Second, the story: a rock & roll Rashomon recounting how four fellas from Joisey made it from the street corner to the top of the music biz, only to stand in the shadow of the Beatles and see their friendships crumble under financial strain. The earthy and efficient book (by Marshall Brickman and Rick Elice) gives each group member a “season” to tell his side of the story.

Tommy DeVito, a two-bit crook from Belleville with big ambitions, exits the revolving door at Rahway State Prison and assembles the group from neighborhood friends. DeVito hustles through the ’50s for their first successes, and then runs afoul of friends with vowel-ending last names who funded the foursome in exchange for a four-figure vig.

DeVito finds Bob Gaudio, a songwriting wunderkind (he wrote the hit “Who Wears Short Shorts” at 15 and dropped out of high school to tour) whose work with flamboyant producer Bob Crewe brought the Four Seasons to the top of the charts. Nick Massi, the deep-voiced bassist, is torn between his two loves – music and the bottle – and constantly muses about starting his own band. At the center is Valli, whose angelic voice made their music indelible; his dueling relationships with “big brother” DeVito and “little brother” Gaudio drive the wedge that ultimately splinters them.
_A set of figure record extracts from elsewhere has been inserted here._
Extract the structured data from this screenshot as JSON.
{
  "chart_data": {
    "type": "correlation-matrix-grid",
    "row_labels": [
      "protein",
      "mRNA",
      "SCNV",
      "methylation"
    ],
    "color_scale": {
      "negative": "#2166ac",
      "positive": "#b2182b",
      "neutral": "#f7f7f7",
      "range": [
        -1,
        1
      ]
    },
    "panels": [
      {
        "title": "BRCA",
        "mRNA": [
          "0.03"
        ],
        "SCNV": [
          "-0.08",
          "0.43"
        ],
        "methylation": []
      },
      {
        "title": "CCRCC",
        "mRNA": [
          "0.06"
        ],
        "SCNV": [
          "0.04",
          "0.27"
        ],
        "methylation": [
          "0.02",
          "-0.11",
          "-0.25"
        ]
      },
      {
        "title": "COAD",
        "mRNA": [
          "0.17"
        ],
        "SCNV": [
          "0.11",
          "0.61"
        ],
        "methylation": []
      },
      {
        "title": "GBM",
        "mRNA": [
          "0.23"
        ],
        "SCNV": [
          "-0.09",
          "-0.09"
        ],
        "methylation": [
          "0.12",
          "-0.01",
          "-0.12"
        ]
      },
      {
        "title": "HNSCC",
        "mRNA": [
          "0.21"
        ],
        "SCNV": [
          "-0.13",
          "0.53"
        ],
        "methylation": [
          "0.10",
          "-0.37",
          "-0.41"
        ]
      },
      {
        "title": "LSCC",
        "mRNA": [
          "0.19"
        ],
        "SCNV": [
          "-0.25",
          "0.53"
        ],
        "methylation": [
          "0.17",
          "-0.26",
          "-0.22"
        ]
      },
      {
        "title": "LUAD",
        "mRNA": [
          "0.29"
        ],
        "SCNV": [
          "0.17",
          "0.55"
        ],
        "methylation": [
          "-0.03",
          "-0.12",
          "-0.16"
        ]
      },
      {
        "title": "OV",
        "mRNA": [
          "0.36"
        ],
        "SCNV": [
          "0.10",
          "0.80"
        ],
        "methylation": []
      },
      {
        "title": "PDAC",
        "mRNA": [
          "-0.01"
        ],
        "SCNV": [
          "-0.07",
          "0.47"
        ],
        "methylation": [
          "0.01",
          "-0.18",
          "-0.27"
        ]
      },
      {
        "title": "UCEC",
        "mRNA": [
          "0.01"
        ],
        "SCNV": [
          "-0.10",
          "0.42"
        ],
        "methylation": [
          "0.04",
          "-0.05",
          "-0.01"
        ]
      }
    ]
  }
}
The play isn't perfect -- the French hip-hop prologue has dated badly, and the act break is still awkward -- but it's as close as you'll find in this age of cash-grab jukebox musicals and movie remakes. In the current tour, Haden Milanes recreates Frankie's famous falsetto and fluid dance moves to a T, and Adam Zelasko nails Nick Massi's humorous pathos as the group's "Ringo." Nicholas Dromard lays on the "old neighborhood" schtick a little thick as Tommy DeVito, but the chatty Jersey ex-pats sitting next to me loudly approved of his pungent patois, and Quinn Vanantwerp's fresh-faced Bob Gaudio is guileless enough to be an extra in Book of Mormon.

If you remember the original tour, you may notice how some formerly-realistic moments have become slightly stylized, and once-sharp choreography is now slightly sloppy, as often happens in long-running shows. But McAnuff's seamlessly flowing staging, supported by Michael Clark's pop-art projections, remains among the best I've ever seen. While choreographer Sergio Trujillo confines the explicit dance steps to realistic contexts, McAnuff’s blocking makes every book scene a ballet, with the slightest background movement marked and measured.
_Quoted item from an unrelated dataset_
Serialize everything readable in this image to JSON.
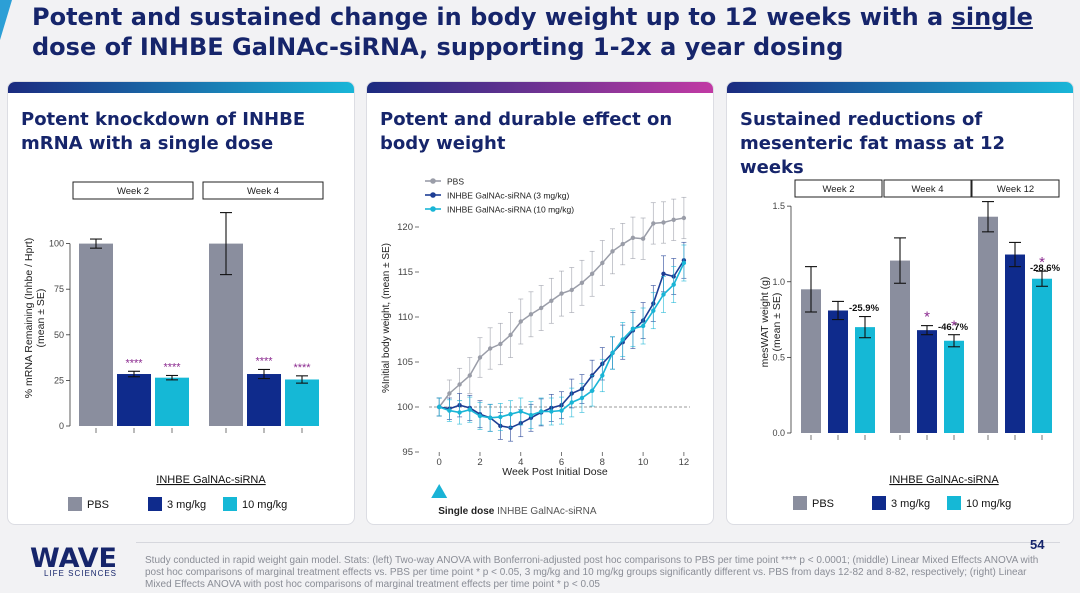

It’s so slick that some sensitive emotional moments end up slightly stripped of spontaneity. But when the first act climaxes with a spectacularly simple illusion that places you onstage behind Boys, staring into a sea of stage lights and flashbulbs, all flaws are forgotten in a flood of theatrical wonder. This marvel of theatrical craftsmanship is not to be missed; when the tour leaves town, you’ll be “Beggin’” in vain for them to “Stay (Just a Little Bit Longer).”